Jack terminó un vaso y dio un sorbo al otro antes de contestar.

—Exactamente, señora. Hace aproximadamente dos años aparecieron unos desechos médicos vertidos cerca de Duleek, que no está muy lejos de aquí, como sabrá. El contratista fue localizado y llevado a juicio. Los había ido recolectando de varios hospitales y soltándolos ilegalmente: jeringuillas usadas, preparados de sangre, batas de quirófano sucias… ya se puede imaginar. Eso ya estaba mal, pero es que también se encontraron algunos tarros con órganos y partes del cuerpo, todos de bebés. Había incluso un feto entero. Horrible. Cuando llegó al juzgado, el contratista que había vertido la basura no supo explicar lo de los tarros, y ninguno de los hospitales los reconoció como suyos.
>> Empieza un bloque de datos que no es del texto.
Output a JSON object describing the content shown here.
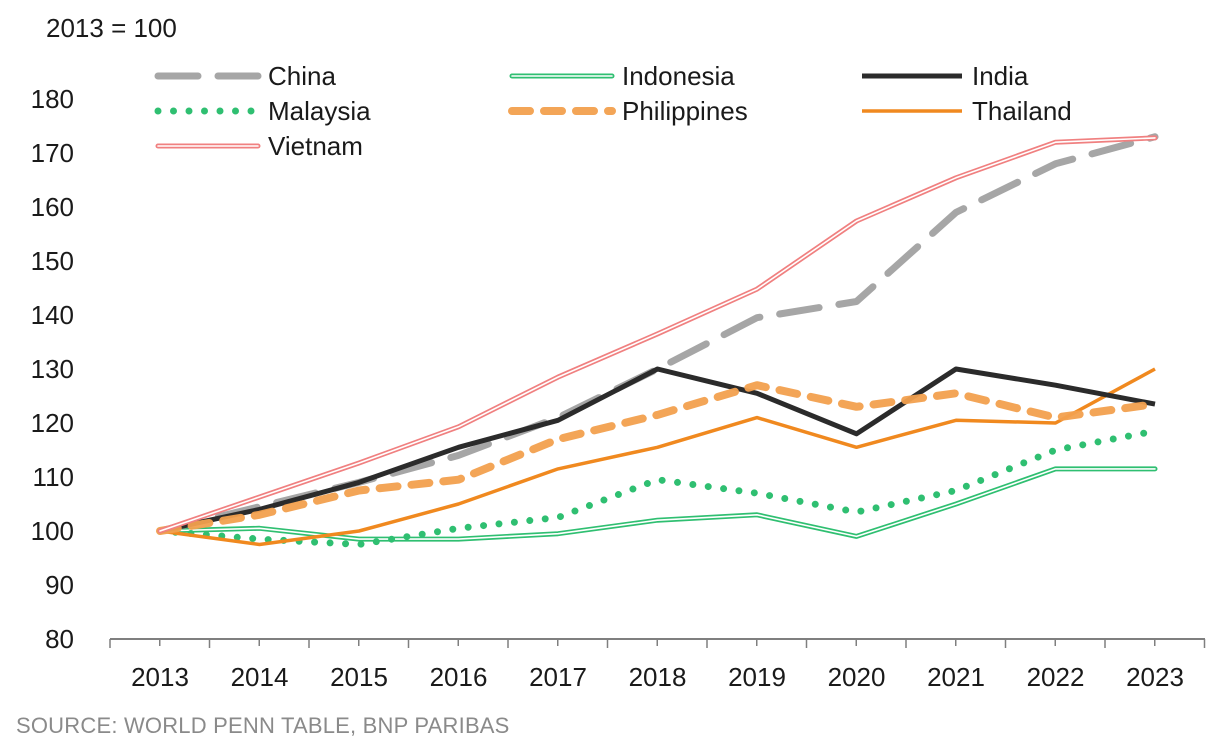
{
  "chart_data": {
    "type": "line",
    "title": "",
    "subtitle": "2013 = 100",
    "xlabel": "",
    "ylabel": "",
    "x": [
      "2013",
      "2014",
      "2015",
      "2016",
      "2017",
      "2018",
      "2019",
      "2020",
      "2021",
      "2022",
      "2023"
    ],
    "ylim": [
      80,
      180
    ],
    "yticks": [
      80,
      90,
      100,
      110,
      120,
      130,
      140,
      150,
      160,
      170,
      180
    ],
    "grid": false,
    "legend_position": "top",
    "series": [
      {
        "name": "China",
        "style": "dashed",
        "color": "#a6a6a6",
        "values": [
          100,
          104.5,
          109,
          114,
          121,
          130,
          139.5,
          142.5,
          159,
          168,
          173
        ]
      },
      {
        "name": "Indonesia",
        "style": "double",
        "color": "#2fbf71",
        "values": [
          100,
          100.5,
          98.5,
          98.5,
          99.5,
          102,
          103,
          99,
          105,
          111.5,
          111.5
        ]
      },
      {
        "name": "India",
        "style": "solid-thick",
        "color": "#2b2b2b",
        "values": [
          100,
          104,
          109,
          115.5,
          120.5,
          130,
          125.5,
          118,
          130,
          127,
          123.5
        ]
      },
      {
        "name": "Malaysia",
        "style": "dotted",
        "color": "#2fbf71",
        "values": [
          100,
          98.5,
          97.5,
          100.5,
          102.5,
          109.5,
          107,
          103.5,
          107.5,
          115,
          118.5
        ]
      },
      {
        "name": "Philippines",
        "style": "dashed-thick",
        "color": "#f2a04e",
        "values": [
          100,
          103,
          107.5,
          109.5,
          117,
          121.5,
          127,
          123,
          125.5,
          121,
          123.5
        ]
      },
      {
        "name": "Thailand",
        "style": "solid",
        "color": "#f0891f",
        "values": [
          100,
          97.5,
          100,
          105,
          111.5,
          115.5,
          121,
          115.5,
          120.5,
          120,
          130
        ]
      },
      {
        "name": "Vietnam",
        "style": "double",
        "color": "#f08080",
        "values": [
          100,
          106.3,
          112.6,
          119.3,
          128.5,
          136.5,
          144.8,
          157.4,
          165.4,
          172,
          172.8
        ]
      }
    ]
  },
  "source": "SOURCE: WORLD PENN TABLE, BNP PARIBAS"
}
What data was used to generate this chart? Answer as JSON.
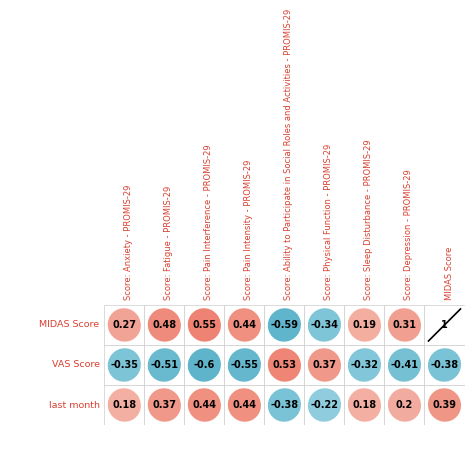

Pero un compadre que trabaja en el Concejo del condado, en el departamento de sanidad, me contó que a pesar de que durante el juicio sólo las instituciones médicas que habían contratado al hombre se personaron, éste también había estado recolectando desperdicios domésticos de otros lugares como colegios y conventos, incluyendo la abadía de Grange.

—¿Y por qué cree que puedan tener los tarros alguna relación con la abadía?

—¿No dirigieron las monjas una maternidad en su día?

Seguían oyéndose risas desde la barra mientras Finian y Mick Doran se contaban chistes. Me pregunté qué botón habría pulsado Finian para conseguir que el dueño estuviera de tan buen humor, aunque tenía la sospecha de que el hombre tenía un sentido del humor digno de un sepulturero.

En ese momento Jack dijo que tenía que hablar con alguien que acababa de entrar en el pub y que volvería enseguida. Eso me dio la oportunidad de reflexionar sobre lo que acababa de escuchar. Me pareció reconocer la causa que había motivado la creencia de las apariciones infantiles: Monashee era un cementerio de niños.

Hubo un periodo en que los niños nacidos muertos o que morían antes de ser bautizados eran enterrados aislados, en cementerios sin consagrar llamados
cillíní.
Ocasionalmente también, las mujeres que morían al dar a luz eran sepultadas allí. Desde los primeros tiempos de la Edad Media hasta 1960, los niños sin bautizar no podían tener un funeral cristiano. El lugar elegido como
cillín
para albergar estas tumbas anónimas solía ser un terreno marginal y perdido, cerca de la orilla del mar o en una zona de pantanos.